Abstract
Consider the Maximum Weight Independent Set problem for rectangles: given a
family of weighted axis-parallel rectangles in the plane, find a maximum-weight
subset of non-overlapping rectangles. The problem is notoriously hard both in
the approximation and in the parameterized setting. The best known
polynomial-time approximation algorithms achieve super-constant approximation
ratios [Chalermsook and Chuzhoy, SODA 2009; Chan and Har-Peled, Discrete &
Comp.
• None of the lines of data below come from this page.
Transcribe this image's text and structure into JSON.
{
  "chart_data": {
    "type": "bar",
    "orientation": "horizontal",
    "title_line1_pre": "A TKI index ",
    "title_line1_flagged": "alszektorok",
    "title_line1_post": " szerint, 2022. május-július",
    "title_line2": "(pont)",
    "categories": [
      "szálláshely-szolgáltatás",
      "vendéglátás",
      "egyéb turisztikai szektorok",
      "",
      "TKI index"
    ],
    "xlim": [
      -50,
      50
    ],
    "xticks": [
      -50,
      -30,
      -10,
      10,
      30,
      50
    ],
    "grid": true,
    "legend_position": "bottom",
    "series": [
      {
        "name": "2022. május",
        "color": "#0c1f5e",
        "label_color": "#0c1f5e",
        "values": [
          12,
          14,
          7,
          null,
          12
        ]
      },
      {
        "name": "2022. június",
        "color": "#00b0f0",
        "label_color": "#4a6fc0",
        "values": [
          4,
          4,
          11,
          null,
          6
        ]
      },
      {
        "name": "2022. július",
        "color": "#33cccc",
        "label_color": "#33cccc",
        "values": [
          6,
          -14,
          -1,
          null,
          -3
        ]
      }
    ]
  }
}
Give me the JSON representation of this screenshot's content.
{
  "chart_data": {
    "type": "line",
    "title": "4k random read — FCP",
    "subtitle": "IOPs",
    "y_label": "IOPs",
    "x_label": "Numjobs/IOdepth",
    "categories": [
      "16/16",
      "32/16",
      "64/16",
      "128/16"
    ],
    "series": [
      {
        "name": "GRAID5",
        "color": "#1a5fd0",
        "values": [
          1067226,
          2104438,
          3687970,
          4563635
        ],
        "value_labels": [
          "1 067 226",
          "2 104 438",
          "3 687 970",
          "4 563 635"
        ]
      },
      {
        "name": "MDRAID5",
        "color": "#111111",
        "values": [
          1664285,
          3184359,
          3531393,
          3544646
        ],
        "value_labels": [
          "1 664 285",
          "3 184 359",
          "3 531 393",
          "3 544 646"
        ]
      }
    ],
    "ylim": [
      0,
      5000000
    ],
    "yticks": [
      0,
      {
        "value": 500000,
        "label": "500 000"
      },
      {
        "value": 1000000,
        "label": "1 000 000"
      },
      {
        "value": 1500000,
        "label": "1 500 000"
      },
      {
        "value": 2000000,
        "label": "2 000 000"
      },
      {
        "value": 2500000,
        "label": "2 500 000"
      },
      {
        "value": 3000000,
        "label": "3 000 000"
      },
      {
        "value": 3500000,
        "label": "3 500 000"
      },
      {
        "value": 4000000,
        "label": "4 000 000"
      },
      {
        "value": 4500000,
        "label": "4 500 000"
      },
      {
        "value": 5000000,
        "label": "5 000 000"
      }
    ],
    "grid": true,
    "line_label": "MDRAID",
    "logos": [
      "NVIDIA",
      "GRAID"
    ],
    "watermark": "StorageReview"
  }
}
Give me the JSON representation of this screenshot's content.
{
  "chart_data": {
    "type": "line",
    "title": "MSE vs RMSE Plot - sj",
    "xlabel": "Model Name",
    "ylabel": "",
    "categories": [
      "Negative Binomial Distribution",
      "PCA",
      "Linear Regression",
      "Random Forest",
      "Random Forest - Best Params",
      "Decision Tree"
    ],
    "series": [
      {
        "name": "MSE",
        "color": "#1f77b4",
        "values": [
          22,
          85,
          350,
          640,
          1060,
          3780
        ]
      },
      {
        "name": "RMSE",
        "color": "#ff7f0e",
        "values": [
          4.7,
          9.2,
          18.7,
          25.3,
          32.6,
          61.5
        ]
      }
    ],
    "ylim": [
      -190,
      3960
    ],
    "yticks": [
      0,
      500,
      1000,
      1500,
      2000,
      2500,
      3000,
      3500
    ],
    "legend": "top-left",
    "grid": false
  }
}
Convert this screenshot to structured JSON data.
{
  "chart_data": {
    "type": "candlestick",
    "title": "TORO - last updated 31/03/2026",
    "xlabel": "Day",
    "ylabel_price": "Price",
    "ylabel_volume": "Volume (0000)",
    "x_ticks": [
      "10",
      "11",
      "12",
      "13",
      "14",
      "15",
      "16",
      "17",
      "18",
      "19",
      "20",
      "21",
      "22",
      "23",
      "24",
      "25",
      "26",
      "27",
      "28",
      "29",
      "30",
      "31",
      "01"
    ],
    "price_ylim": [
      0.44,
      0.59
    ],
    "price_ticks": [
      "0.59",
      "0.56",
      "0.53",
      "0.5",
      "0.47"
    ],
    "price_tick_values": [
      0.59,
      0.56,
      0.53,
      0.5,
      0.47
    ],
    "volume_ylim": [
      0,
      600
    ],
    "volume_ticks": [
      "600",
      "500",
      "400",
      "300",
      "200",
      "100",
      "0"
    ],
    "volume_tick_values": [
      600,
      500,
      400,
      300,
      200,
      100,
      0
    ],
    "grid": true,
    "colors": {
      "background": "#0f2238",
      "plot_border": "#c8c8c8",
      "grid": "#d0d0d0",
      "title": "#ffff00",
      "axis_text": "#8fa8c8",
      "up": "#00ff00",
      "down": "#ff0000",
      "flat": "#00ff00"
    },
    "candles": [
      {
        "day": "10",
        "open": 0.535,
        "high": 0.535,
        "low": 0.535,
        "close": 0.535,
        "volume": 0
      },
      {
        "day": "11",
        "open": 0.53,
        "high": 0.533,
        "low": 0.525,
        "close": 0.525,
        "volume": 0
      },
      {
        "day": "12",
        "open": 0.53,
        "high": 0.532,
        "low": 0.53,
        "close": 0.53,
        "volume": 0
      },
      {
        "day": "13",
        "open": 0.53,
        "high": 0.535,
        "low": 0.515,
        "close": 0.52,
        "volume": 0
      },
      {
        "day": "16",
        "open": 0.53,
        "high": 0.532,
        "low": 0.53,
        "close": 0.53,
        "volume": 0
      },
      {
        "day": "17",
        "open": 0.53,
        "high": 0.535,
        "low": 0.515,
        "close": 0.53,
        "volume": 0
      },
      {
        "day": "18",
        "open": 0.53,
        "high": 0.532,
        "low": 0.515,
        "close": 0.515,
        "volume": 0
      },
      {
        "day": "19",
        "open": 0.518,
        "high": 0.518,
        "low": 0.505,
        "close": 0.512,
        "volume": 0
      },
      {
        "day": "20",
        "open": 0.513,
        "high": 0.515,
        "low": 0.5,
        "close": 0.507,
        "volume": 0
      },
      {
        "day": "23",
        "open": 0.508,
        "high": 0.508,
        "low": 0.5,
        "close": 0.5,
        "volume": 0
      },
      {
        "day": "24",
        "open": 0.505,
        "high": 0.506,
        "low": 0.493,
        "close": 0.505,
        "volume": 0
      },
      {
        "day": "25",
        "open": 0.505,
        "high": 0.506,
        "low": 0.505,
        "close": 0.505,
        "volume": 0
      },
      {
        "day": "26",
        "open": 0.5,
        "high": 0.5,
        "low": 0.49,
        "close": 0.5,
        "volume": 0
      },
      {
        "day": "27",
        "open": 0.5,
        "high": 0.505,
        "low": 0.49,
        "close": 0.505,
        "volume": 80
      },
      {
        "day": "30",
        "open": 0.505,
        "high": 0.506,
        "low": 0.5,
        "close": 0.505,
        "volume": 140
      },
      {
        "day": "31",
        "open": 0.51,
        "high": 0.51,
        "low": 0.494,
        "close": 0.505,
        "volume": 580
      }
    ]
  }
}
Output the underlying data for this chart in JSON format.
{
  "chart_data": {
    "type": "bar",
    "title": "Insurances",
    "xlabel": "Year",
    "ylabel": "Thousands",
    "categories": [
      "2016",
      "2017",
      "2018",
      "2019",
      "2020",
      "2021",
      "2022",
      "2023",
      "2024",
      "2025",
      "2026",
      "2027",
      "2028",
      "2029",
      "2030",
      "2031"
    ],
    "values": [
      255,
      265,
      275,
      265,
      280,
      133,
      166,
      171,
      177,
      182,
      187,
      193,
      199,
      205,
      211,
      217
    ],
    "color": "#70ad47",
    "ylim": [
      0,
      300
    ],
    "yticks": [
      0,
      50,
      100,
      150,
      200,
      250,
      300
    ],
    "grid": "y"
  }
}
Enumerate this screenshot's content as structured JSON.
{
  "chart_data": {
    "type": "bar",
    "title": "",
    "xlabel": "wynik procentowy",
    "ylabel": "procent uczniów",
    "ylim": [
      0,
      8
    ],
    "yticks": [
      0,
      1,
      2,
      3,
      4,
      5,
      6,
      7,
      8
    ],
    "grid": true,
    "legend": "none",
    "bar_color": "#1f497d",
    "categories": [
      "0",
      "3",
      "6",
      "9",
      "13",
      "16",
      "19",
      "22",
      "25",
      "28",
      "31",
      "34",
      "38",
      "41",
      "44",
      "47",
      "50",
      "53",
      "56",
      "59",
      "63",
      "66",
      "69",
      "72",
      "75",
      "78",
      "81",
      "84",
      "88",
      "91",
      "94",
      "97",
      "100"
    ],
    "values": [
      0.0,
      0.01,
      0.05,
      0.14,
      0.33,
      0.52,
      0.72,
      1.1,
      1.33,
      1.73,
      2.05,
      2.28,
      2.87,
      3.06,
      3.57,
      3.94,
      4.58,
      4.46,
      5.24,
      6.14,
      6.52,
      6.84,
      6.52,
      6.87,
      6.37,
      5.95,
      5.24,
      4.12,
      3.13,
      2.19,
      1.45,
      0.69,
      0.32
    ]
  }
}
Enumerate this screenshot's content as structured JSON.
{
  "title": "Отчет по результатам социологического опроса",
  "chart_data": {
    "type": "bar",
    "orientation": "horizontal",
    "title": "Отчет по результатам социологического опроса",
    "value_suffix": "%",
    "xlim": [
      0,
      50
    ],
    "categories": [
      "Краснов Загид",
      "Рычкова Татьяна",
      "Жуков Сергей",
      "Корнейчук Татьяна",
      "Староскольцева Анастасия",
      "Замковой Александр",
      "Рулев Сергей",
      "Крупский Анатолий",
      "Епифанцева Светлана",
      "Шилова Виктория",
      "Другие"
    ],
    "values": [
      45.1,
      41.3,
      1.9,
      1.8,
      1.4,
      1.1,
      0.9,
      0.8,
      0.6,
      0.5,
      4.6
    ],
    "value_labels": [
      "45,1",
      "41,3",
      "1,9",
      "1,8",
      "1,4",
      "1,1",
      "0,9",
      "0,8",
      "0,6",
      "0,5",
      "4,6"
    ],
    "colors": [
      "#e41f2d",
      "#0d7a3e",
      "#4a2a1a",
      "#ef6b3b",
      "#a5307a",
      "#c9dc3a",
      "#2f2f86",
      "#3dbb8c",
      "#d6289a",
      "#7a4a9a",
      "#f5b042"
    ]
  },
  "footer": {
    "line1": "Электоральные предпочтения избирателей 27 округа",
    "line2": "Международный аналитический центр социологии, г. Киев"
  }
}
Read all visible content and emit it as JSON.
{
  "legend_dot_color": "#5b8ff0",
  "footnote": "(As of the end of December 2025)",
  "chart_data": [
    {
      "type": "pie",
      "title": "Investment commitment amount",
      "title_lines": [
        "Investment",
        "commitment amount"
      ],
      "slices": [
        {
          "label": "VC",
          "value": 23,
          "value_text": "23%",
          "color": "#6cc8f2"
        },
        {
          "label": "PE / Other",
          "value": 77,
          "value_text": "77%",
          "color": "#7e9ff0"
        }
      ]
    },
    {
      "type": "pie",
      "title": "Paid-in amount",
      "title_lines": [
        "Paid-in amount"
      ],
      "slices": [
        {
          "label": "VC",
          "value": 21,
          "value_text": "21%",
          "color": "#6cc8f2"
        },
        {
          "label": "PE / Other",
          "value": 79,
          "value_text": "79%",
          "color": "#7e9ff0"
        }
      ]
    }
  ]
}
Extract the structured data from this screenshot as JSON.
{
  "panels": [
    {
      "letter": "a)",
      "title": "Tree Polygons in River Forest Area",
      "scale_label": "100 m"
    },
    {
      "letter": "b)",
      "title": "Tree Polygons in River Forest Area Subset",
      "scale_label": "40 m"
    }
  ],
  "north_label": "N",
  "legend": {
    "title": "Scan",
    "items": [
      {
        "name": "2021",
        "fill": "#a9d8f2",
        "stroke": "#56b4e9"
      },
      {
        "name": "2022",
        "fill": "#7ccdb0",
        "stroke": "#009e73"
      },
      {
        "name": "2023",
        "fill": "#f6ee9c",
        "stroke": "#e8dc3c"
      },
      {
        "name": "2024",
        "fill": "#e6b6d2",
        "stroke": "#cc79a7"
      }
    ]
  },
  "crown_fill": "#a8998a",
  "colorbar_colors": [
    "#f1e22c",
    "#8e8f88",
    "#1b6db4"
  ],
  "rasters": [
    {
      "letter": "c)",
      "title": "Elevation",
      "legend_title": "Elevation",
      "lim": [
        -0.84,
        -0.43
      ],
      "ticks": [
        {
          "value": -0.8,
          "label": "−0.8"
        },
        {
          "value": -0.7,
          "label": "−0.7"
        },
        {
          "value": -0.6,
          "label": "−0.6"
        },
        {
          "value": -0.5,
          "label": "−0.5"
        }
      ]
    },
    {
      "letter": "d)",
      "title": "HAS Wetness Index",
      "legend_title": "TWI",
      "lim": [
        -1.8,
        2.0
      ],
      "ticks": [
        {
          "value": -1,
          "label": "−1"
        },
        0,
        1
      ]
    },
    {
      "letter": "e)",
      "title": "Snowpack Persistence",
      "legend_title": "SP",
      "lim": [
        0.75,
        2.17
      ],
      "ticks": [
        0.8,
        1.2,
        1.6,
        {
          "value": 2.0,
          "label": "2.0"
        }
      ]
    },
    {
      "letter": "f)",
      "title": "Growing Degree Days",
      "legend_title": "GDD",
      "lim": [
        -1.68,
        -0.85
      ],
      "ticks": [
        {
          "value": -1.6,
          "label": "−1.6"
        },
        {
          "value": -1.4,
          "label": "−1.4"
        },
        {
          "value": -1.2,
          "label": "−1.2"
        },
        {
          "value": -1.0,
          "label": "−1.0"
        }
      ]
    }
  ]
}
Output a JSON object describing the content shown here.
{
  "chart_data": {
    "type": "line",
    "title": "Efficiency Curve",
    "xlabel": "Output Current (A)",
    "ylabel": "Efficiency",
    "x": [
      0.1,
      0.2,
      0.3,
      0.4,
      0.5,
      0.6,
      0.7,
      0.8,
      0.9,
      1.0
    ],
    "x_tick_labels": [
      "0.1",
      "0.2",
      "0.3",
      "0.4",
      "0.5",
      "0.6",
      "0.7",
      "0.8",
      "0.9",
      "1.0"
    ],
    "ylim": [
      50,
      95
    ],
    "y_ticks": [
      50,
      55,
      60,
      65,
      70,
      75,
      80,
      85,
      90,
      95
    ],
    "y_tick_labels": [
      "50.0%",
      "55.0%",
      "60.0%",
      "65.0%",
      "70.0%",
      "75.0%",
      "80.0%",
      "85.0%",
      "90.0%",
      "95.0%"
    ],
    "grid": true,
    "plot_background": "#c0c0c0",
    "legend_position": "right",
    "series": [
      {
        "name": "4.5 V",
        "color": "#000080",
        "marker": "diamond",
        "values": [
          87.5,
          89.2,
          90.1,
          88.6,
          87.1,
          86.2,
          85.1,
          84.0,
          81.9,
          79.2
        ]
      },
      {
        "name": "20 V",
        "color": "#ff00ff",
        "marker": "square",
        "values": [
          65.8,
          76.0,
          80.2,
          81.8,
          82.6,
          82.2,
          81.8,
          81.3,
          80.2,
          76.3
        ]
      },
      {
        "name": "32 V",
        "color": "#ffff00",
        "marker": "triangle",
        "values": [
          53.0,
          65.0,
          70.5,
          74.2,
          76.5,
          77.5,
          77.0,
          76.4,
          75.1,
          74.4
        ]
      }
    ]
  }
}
Geometry 2012], even though there is a $(1+\epsilon)$-approximation
running in quasi-polynomial time [Adamaszek and Wiese, FOCS 2013; Chuzhoy and
Ene, FOCS 2016]. When parameterized by the target size of the solution, the
problem is $\mathsf{W}[1]$-hard even in the unweighted setting [Marx, FOCS
2007].
To achieve tractability, we study the following shrinking model: one is
allowed to shrink each input rectangle by a multiplicative factor $1-\delta$
for some fixed $\delta>0$, but the performance is still compared against the
optimal solution for the original, non-shrunk instance. We prove that in this
regime, the problem admits an EPTAS with running time $f(\epsilon,\delta)\cdot
n^{\mathcal{O}(1)}$, and an FPT algorithm with running time $f(k,\delta)\cdot
n^{\mathcal{O}(1)}$, in the setting where a maximum-weight solution of size at
most $k$ is to be computed. This improves and significantly simplifies a PTAS
given earlier for this problem [Adamaszek et al., APPROX 2015], and provides
the first parameterized results for the shrinking model. Furthermore, we
explore kernelization in the shrinking model, by giving efficient kernelization
procedures for several variants of the problem when the input rectangles are
squares.